Published online by Cambridge University Press: 15 December 2009
The series Cambridge Approaches to Language Contact was set up to publish outstanding monographs on language contact, especially by authors who approach their specific subject matter from a diachronic or developmental perspective. Our goal is to integrate the ever-growing scholarship on language diversification (including the development of creoles, pidgins, and indigenized varieties of colonial European languages), bilingual language development, code-switching, and language endangerment. We hope to provide a select forum to scholars who contribute insightfully to understanding language evolution from an interdisciplinary perspective. We favor approaches that highlight the role of ecology and draw inspiration both from the authors' own fields of specialization and from related research areas in linguistics or other disciplines. Eclecticism is one of our mottoes, as we endeavor to comprehend the complexity of evolutionary processes associated with contact.

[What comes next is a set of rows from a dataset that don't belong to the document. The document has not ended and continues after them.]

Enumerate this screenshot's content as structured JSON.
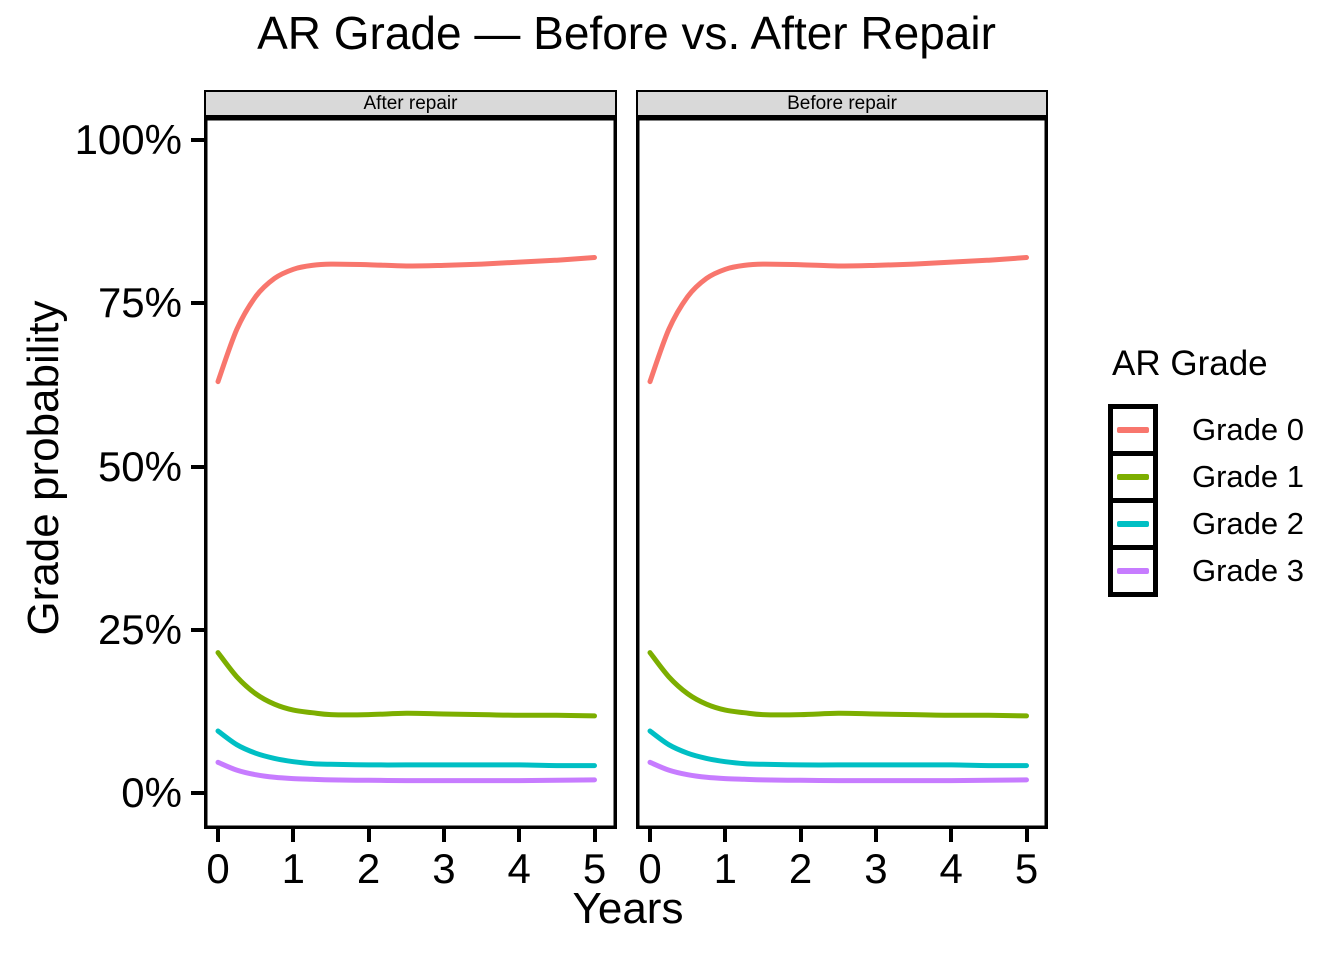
{
  "chart_data": {
    "type": "line",
    "title": "AR Grade — Before vs. After Repair",
    "xlabel": "Years",
    "ylabel": "Grade probability",
    "xlim": [
      0,
      5
    ],
    "ylim": [
      0,
      100
    ],
    "grid": false,
    "legend": {
      "title": "AR Grade",
      "position": "right"
    },
    "x_ticks": {
      "values": [
        0,
        1,
        2,
        3,
        4,
        5
      ],
      "labels": [
        "0",
        "1",
        "2",
        "3",
        "4",
        "5"
      ]
    },
    "y_ticks": {
      "values": [
        0,
        25,
        50,
        75,
        100
      ],
      "labels": [
        "0%",
        "25%",
        "50%",
        "75%",
        "100%"
      ]
    },
    "x": [
      0,
      0.25,
      0.5,
      0.75,
      1,
      1.25,
      1.5,
      2,
      2.5,
      3,
      3.5,
      4,
      4.5,
      5
    ],
    "facets": [
      {
        "label": "After repair",
        "series": [
          {
            "name": "Grade 0",
            "color": "#F8766D",
            "values": [
              63,
              71,
              76,
              78.8,
              80.2,
              80.8,
              81,
              80.9,
              80.7,
              80.8,
              81,
              81.3,
              81.6,
              82
            ]
          },
          {
            "name": "Grade 1",
            "color": "#7CAE00",
            "values": [
              21.5,
              17.8,
              15.2,
              13.6,
              12.7,
              12.3,
              12,
              12,
              12.2,
              12.1,
              12,
              11.9,
              11.9,
              11.8
            ]
          },
          {
            "name": "Grade 2",
            "color": "#00BFC4",
            "values": [
              9.5,
              7.4,
              6.1,
              5.3,
              4.8,
              4.5,
              4.4,
              4.3,
              4.3,
              4.3,
              4.3,
              4.3,
              4.2,
              4.2
            ]
          },
          {
            "name": "Grade 3",
            "color": "#C77CFF",
            "values": [
              4.7,
              3.5,
              2.8,
              2.4,
              2.2,
              2.1,
              2,
              1.95,
              1.9,
              1.9,
              1.9,
              1.9,
              1.95,
              2
            ]
          }
        ]
      },
      {
        "label": "Before repair",
        "series": [
          {
            "name": "Grade 0",
            "color": "#F8766D",
            "values": [
              63,
              71,
              76,
              78.8,
              80.2,
              80.8,
              81,
              80.9,
              80.7,
              80.8,
              81,
              81.3,
              81.6,
              82
            ]
          },
          {
            "name": "Grade 1",
            "color": "#7CAE00",
            "values": [
              21.5,
              17.8,
              15.2,
              13.6,
              12.7,
              12.3,
              12,
              12,
              12.2,
              12.1,
              12,
              11.9,
              11.9,
              11.8
            ]
          },
          {
            "name": "Grade 2",
            "color": "#00BFC4",
            "values": [
              9.5,
              7.4,
              6.1,
              5.3,
              4.8,
              4.5,
              4.4,
              4.3,
              4.3,
              4.3,
              4.3,
              4.3,
              4.2,
              4.2
            ]
          },
          {
            "name": "Grade 3",
            "color": "#C77CFF",
            "values": [
              4.7,
              3.5,
              2.8,
              2.4,
              2.2,
              2.1,
              2,
              1.95,
              1.9,
              1.9,
              1.9,
              1.9,
              1.95,
              2
            ]
          }
        ]
      }
    ]
  }
}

We are very proud to add to our list Edgar W. Schneider's Postcolonial English: varieties around the world. This is, to my knowledge, the most comprehensive uniformitarian account of how English has spread around the world and diversified into a multitude of varieties (including creoles) thanks both to England's important participation in the European colonization of the world since the seventeenth century and to the American and British leadership role in the recent wave of economic globalization. If the spread of English has before been compared to that of Latin, Schneider has easily produced the only book that makes this comparison obvious.